An offer of a new Golf for €1,270 less than the previous model has been prompting conversation at the Paris Autosalon show. “The car is not even at the dealerships, but the reduction is already there,” Ferdinand Dudenhöffer, an industry analyst, told the Süddeutsche Zeitung.
He said other car makers would be asking themselves, if the beloved Golf cannot be moved without special offers, how can others sell their cars?
But VW said the offer only applied to online sales where the lower price could be compensated for in other areas.
Opel is also offering reductions, despite large losses, and the opposition in principle, of the company's head Alfred Rieck who told the specialist magazine Horizont recently, “One should not and cannot go along with everything.” He was not a friend of price wars as they “destroy the value of the brand and also of the car,” he said.

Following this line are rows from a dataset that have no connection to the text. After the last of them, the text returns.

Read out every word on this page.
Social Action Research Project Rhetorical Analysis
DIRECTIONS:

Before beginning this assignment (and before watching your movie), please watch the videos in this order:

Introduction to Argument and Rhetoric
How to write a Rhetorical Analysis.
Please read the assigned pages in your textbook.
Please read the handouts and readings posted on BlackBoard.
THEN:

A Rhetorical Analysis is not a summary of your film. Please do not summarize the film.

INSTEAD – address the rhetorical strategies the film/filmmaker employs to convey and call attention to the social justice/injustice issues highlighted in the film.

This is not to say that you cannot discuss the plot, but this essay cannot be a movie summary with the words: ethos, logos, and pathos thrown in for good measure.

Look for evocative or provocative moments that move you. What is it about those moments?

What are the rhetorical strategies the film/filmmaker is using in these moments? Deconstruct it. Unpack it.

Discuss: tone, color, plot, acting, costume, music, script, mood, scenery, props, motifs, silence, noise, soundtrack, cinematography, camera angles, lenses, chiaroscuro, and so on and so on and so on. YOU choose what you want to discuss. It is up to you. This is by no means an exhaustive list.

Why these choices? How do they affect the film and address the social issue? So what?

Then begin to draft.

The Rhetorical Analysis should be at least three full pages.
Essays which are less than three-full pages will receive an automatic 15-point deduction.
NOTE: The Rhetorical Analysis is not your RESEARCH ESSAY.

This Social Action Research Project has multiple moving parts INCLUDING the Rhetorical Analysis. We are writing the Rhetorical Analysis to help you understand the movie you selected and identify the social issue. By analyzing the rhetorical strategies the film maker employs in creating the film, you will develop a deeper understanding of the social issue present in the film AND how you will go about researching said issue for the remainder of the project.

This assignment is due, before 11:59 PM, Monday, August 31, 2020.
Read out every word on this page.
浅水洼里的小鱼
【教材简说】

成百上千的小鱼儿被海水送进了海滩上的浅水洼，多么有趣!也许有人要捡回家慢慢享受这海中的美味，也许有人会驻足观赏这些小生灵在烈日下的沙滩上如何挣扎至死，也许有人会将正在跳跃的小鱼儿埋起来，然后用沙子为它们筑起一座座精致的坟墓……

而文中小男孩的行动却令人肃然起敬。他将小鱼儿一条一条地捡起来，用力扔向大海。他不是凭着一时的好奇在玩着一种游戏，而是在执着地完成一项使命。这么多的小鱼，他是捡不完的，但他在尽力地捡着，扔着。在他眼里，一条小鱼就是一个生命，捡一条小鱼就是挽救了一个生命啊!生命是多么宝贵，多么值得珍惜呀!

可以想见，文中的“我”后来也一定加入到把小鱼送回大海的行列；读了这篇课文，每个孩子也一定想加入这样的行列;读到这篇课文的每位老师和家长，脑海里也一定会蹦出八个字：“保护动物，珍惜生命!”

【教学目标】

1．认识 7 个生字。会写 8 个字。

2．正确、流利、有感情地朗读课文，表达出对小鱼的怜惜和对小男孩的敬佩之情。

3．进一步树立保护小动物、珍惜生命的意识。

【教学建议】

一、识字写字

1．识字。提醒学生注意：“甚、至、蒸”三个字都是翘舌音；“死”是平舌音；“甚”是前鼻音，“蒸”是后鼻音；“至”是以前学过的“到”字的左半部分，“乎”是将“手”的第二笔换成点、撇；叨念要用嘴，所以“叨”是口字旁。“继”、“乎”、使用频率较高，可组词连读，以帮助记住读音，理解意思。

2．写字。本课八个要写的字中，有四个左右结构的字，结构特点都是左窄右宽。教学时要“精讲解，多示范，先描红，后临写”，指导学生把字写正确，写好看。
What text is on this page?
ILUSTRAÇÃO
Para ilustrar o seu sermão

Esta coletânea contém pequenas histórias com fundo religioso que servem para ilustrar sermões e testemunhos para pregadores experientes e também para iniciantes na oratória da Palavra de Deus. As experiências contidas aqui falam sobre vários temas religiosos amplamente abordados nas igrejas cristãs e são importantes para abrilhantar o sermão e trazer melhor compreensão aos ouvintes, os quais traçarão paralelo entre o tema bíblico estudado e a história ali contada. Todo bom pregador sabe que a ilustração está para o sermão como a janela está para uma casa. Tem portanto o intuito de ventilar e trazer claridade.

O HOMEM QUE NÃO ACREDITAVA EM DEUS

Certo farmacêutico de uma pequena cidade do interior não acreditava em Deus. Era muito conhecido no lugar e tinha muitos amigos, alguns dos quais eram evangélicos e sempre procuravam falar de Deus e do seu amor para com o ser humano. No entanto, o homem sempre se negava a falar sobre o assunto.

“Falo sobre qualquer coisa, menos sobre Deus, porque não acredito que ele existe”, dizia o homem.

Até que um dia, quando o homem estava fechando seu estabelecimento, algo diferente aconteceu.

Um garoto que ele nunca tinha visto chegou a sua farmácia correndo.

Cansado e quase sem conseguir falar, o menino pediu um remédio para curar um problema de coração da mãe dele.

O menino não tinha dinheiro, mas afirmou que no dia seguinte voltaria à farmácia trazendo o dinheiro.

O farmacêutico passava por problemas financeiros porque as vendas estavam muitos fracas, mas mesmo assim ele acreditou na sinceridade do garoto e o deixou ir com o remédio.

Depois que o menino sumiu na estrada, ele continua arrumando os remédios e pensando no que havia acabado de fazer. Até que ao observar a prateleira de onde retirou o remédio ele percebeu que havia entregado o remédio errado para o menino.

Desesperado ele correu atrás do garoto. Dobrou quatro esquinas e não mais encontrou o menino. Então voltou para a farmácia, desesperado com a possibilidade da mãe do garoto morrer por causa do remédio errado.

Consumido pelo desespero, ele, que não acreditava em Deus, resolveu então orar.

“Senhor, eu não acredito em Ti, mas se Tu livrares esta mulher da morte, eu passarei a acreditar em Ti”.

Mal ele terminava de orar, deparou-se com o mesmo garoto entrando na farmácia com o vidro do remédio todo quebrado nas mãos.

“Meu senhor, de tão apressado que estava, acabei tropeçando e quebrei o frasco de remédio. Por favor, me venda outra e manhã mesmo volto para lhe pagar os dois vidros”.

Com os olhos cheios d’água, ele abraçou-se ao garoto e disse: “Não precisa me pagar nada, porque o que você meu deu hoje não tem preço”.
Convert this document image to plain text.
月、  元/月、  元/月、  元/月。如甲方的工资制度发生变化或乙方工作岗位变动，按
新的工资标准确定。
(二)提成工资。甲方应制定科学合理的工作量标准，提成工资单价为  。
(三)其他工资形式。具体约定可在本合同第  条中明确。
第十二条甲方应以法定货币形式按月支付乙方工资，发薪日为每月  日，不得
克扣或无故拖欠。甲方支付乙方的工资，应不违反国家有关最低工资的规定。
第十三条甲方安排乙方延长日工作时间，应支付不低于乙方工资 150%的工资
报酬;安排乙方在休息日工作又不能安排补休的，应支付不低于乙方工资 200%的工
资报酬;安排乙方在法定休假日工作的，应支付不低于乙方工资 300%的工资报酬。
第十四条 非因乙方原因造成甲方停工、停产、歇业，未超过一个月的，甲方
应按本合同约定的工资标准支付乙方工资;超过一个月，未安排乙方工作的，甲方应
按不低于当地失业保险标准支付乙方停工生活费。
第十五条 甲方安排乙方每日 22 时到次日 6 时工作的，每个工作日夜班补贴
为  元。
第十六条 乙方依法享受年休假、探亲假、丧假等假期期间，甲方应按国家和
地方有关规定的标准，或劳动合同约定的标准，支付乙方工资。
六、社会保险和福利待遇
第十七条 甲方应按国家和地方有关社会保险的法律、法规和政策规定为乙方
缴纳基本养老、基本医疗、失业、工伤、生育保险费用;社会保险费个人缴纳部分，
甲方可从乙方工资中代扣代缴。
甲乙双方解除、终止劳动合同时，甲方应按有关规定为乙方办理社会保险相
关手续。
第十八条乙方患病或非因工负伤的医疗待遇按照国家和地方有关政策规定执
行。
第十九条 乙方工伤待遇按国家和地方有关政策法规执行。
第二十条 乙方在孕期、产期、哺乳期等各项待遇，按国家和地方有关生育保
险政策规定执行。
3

But the Süddeutsche Zeitung said car makers were fighting for a market in Europe that has already started to shrink – from an annual sale of around 15 million a few years ago to less than 12 million now.
Even Daimler recently announced a large savings programme, the paper said, which industry insiders say should save around €1 billion a year after CEO Dieter Zetsche said the €5 billion profit levels of two years ago were not feasible this year.
The producers face a dilemma, the paper said – if they sell their cars cheaply now, it will be difficult to increase prices when the economy picks up. Those firms which can afford it are not taking part in the price war – but some cannot avoid it, leading Fiat head Sergio Marchionne to speak of a bloodbath last summer.